The greatest of all conflicts today is that between poverty and prosperity They cannot rightly exist together. Where one gains, the other loses. Prosperity is the natural condition of man, evidently intended by the Creator in the bountiful provision which he has made, actual and potential, for all His children. Poverty, on the other hand, is an unnatural visitation brought upon human society by the stupidity of man himself in failing to recognize, and to be governed by natural law. When the church comes to recognize fully its responsibility to the Creator and to mankind, it will inaugurate a mighty movement for the abolition of that greatest enemy of man, undeserved poverty.

Poverty does not necessarily mean a lack of riches. It does not exist with primitive people whose wants are few and easily satisfied. It did not exist in human society until a comparatively recent time. On the other hand, the poignant pangs of poverty frequently exist behind brownstone fronts with those whose incomes have been reduced or lost. As was stated by Carlyle, "The hell of which Englishmen are most afraid is the hell of poverty." And when, as today, millions of American citizens are dependent upon charity for sustenance, a condition exists which produces fear throughout all classes that they themselves may be precipitated into the distress which they see beneath them. For the fear of poverty may even be worse than poverty itself.

It is poverty and the fear of poverty which more than anything else is responsible for the ending of thousands of lives by suicide. Poverty is responsible for perhaps nine-tenths of the rising tide of crime. Every human being is endowed with a divine spark which makes human nature good; and the average man prefers to do that which is right rather than that which is wrong. But poverty drives men to the crime of robbery.

One phase of this change which the enormous power of the church might bring about is international free trade. This, more than any other one factor, it is believed, would produce that world-wide peace and good will disarmament and prosperity for which Christian people constantly pray, but the enactment of which they leave to Almighty God.

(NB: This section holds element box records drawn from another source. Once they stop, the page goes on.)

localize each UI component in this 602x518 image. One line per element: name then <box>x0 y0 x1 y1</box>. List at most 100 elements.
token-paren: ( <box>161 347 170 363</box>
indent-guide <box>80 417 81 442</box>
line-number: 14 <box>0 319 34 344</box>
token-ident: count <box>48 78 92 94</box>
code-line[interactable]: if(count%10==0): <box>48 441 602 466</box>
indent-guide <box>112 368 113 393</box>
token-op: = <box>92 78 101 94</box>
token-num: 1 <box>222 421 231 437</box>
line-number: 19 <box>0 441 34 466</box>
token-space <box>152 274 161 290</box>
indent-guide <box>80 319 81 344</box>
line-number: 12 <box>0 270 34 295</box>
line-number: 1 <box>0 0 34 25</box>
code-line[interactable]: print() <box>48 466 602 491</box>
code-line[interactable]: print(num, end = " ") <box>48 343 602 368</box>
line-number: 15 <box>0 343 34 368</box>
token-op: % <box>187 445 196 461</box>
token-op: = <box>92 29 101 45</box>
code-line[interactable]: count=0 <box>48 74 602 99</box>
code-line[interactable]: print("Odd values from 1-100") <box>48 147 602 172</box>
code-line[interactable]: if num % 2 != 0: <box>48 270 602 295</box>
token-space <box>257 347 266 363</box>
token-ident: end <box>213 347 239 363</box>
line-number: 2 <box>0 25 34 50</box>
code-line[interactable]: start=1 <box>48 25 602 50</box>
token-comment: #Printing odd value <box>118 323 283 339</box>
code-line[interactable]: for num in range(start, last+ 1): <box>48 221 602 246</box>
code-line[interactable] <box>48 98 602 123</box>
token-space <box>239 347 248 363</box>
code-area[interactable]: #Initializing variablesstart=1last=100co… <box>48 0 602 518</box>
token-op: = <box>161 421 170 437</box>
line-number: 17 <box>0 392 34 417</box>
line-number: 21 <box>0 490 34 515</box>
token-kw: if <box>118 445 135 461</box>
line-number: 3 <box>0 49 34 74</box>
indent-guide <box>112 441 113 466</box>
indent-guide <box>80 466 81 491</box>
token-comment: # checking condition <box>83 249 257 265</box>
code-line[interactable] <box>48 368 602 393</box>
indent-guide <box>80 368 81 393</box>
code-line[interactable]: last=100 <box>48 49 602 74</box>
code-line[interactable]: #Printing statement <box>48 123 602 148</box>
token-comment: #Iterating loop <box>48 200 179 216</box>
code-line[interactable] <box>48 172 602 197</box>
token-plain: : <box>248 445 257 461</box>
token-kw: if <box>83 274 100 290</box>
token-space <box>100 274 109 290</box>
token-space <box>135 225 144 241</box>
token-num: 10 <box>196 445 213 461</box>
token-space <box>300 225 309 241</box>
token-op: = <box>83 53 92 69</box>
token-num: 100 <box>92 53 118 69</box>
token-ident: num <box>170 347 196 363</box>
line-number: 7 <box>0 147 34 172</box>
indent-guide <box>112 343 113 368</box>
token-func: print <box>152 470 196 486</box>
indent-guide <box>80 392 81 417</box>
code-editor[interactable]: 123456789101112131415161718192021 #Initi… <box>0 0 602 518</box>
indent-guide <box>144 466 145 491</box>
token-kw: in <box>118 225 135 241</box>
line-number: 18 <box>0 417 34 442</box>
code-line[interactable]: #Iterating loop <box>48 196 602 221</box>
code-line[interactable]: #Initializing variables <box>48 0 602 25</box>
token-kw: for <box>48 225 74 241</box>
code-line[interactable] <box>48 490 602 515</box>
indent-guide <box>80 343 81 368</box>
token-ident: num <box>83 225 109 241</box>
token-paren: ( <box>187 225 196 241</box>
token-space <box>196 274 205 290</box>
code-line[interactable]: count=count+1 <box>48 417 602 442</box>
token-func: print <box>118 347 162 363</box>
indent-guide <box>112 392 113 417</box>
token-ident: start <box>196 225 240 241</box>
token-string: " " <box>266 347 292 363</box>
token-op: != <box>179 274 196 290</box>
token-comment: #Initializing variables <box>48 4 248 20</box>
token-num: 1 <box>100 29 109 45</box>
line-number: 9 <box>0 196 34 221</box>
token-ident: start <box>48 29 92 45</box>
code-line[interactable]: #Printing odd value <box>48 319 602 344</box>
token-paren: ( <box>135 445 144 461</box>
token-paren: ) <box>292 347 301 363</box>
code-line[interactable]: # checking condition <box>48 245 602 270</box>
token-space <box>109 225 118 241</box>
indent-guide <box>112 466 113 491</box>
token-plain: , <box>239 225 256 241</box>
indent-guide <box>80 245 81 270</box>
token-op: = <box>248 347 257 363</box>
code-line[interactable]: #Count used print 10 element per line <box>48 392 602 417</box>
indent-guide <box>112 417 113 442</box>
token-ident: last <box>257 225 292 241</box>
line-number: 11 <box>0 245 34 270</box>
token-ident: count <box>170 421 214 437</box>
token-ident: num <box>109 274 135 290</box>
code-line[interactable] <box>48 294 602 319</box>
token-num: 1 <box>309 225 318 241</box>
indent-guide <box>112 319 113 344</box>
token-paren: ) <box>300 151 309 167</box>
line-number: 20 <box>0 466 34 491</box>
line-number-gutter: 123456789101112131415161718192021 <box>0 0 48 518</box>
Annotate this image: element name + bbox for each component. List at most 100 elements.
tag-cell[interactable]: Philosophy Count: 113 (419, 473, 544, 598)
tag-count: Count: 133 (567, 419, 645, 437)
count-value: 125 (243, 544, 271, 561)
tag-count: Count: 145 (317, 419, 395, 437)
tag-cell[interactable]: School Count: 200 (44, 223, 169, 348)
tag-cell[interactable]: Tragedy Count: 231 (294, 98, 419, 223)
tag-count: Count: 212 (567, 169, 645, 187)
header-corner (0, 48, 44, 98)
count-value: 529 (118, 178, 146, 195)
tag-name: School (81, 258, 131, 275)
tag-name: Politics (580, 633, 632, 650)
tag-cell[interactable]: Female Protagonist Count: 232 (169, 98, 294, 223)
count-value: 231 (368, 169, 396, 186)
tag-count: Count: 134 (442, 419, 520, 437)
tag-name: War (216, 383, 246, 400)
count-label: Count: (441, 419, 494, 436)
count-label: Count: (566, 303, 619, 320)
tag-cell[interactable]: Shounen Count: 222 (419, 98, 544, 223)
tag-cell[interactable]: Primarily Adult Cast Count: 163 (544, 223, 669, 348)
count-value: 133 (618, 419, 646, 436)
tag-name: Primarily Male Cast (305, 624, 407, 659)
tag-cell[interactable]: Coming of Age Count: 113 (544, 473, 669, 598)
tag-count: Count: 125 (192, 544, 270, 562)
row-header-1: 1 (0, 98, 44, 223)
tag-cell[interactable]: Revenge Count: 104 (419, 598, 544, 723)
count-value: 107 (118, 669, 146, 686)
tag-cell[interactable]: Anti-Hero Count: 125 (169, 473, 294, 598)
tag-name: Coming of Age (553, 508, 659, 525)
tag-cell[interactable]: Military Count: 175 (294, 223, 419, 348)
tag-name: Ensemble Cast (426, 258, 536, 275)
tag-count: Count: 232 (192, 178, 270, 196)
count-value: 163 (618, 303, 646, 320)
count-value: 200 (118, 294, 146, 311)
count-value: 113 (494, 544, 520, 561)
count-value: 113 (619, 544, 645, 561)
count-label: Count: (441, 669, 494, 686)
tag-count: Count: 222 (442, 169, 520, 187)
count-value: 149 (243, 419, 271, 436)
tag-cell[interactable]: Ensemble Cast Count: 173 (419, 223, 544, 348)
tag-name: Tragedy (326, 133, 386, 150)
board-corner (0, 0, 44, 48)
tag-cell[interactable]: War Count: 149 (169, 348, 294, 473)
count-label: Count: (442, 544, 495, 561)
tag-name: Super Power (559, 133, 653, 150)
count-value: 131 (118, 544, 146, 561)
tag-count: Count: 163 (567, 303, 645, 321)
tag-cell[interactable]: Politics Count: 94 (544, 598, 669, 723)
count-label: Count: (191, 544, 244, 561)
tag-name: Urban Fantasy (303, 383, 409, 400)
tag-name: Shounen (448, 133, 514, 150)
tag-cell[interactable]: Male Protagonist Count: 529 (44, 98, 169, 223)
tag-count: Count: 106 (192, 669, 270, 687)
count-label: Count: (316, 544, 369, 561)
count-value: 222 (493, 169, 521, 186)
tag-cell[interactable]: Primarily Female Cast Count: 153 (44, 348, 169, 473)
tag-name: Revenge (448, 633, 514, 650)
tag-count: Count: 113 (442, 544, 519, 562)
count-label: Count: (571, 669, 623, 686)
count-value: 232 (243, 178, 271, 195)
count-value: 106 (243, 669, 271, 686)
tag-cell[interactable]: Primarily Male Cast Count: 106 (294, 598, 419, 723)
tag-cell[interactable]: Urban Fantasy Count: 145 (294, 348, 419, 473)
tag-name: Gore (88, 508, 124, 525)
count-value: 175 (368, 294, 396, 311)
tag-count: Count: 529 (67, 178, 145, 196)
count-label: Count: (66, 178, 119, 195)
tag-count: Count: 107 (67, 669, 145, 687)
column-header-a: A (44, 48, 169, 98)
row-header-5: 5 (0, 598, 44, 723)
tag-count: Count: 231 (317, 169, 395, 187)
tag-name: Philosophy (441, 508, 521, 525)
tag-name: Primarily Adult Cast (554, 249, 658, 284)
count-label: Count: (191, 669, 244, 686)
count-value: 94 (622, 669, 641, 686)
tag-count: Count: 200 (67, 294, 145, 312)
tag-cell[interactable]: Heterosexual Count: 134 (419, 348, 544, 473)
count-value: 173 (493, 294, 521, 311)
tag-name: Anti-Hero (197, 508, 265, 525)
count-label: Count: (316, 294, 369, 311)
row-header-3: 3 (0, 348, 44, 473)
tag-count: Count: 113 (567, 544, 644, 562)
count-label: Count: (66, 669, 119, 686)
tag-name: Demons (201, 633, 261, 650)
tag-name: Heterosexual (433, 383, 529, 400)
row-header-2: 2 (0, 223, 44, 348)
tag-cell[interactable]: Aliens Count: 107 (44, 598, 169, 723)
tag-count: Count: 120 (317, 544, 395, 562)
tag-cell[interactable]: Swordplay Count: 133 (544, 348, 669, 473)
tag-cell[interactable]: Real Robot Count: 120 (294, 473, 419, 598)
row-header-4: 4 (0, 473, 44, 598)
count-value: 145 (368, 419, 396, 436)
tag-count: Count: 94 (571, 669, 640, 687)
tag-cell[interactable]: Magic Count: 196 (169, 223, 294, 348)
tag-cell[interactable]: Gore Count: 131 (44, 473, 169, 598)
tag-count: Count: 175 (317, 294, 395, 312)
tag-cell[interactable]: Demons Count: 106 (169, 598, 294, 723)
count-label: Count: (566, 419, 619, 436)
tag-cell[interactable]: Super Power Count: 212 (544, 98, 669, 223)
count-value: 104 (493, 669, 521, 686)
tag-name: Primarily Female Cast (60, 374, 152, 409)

The abolition of this modern phenomenon, undeserved, poverty, is not the impossible or even the difficult task which it generally is supposed to be. Prosperity will logically follow the repeal of unjust taxation. The process will simply be the liberation of those beneficent forces of nature, ordained by the Creator, which are ever ready to serve mankind, but which have been thwarted by stupid man-made laws. Obedience to the demands of Justice is the only condition necessary to the abolition of poverty and the consequent liberation of prosperity!